Revue de presse

Il y a cent onze ans, le 12 juillet 1906 marque la fin de l’affaire Dreyfus

Chaque jour de l’été, «Le Temps» se plonge dans ses archives pour évoquer un événement historique marquant. Aujourd’hui, la reconnaissance tardive d’une célèbre erreur judiciaire en France

Onze ans après la dégradation publique du capitaine Alfred Dreyfus sous l’accusation d’espionnage, celui-ci est solennellement réhabilité par la Cour de cassation de Paris, qui constate, le 12 juillet 1906, que «de l’accusation, rien ne tient debout». C’est le terme d’une affaire qui a secoué et divisé la France pendant des années, avec cette erreur judiciaire difficilement réparée, après que la presse et l’opinion publique eurent joué un rôle majeur contre la raison d’Etat.
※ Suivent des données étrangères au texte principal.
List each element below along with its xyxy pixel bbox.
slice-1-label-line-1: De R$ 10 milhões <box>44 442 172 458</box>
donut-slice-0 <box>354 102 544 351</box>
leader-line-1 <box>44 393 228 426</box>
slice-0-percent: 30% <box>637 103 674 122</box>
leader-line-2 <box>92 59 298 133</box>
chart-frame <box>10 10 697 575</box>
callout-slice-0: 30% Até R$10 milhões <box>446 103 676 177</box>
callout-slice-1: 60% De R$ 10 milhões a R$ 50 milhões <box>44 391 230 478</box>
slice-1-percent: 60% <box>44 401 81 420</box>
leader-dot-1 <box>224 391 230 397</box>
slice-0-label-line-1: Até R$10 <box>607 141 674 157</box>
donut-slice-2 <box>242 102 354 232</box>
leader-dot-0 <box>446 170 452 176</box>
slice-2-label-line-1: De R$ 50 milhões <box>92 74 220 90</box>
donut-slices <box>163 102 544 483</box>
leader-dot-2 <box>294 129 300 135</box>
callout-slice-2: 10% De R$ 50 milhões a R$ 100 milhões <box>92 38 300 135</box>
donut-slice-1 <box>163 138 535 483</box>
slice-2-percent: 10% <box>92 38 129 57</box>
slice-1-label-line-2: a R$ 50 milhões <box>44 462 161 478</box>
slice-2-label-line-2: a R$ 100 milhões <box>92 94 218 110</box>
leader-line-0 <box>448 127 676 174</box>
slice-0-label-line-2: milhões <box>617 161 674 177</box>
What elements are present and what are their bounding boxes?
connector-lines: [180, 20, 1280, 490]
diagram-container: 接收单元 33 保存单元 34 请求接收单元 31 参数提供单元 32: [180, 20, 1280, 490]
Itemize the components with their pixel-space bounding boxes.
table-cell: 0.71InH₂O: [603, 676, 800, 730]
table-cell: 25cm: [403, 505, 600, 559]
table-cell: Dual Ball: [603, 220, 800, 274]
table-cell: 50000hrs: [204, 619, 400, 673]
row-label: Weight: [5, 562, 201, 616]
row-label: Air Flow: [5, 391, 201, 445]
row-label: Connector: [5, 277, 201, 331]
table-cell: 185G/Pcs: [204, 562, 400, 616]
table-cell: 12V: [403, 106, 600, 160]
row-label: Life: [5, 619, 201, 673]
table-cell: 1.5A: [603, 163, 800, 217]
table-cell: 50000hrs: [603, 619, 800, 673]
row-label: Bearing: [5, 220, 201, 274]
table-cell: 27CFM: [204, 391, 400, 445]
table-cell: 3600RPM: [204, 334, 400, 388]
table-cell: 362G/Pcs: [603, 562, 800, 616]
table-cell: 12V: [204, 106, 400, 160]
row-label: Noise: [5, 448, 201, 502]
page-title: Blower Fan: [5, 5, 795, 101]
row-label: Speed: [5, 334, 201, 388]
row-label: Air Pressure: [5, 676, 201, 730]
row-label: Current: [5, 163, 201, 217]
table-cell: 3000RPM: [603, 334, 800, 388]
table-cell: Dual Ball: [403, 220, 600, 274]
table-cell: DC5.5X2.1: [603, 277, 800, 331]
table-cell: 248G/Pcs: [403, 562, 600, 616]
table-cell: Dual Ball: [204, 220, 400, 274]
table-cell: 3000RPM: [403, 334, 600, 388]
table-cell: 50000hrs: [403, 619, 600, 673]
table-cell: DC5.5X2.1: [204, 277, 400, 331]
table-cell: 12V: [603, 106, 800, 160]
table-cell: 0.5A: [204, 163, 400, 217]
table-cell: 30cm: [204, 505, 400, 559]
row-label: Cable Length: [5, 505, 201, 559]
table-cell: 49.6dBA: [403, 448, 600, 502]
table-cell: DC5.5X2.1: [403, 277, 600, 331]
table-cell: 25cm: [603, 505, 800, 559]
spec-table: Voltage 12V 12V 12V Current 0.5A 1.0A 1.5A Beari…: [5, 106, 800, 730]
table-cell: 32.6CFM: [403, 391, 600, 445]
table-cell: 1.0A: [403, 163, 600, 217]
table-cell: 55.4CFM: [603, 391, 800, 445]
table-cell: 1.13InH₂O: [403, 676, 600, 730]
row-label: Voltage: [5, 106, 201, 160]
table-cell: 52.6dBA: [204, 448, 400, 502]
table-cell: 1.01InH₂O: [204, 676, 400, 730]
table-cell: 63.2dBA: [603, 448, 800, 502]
Ces événements à rebondissements ont marqué durablement les esprits dans un contexte propice à l’antisémitisme et à la haine de l’Empire allemand, qui avait annexé l’Alsace-Lorraine.

«L’échafaudage s’écroule»

Il y a donc exactement cent onze ans, «tout l’échafaudage […] s’écroule, Dreyfus est innocent», commente le Journal de Genève au lendemain du procès en révision, où le garde des Sceaux produit des documents qui ont été falsifiés et ont «contribué à égarer l’esprit des juges» précédents, sans compter les faux témoignages. Mais «s’il s’était agi d’une affaire qui n’avait pas été contaminée par les passions politiques, religieuses et sociales, il est probable que la Cour n’aurait pas hésité longtemps […]: elle aurait renvoyé l’accusé devant un nouveau conseil de guerre. Cela paraissait normal et cela eût été l’honneur de la juridiction militaire de réparer son erreur première.» Cette fois donc, le Journal le martèle: «L’affaire Dreyfus est terminée.»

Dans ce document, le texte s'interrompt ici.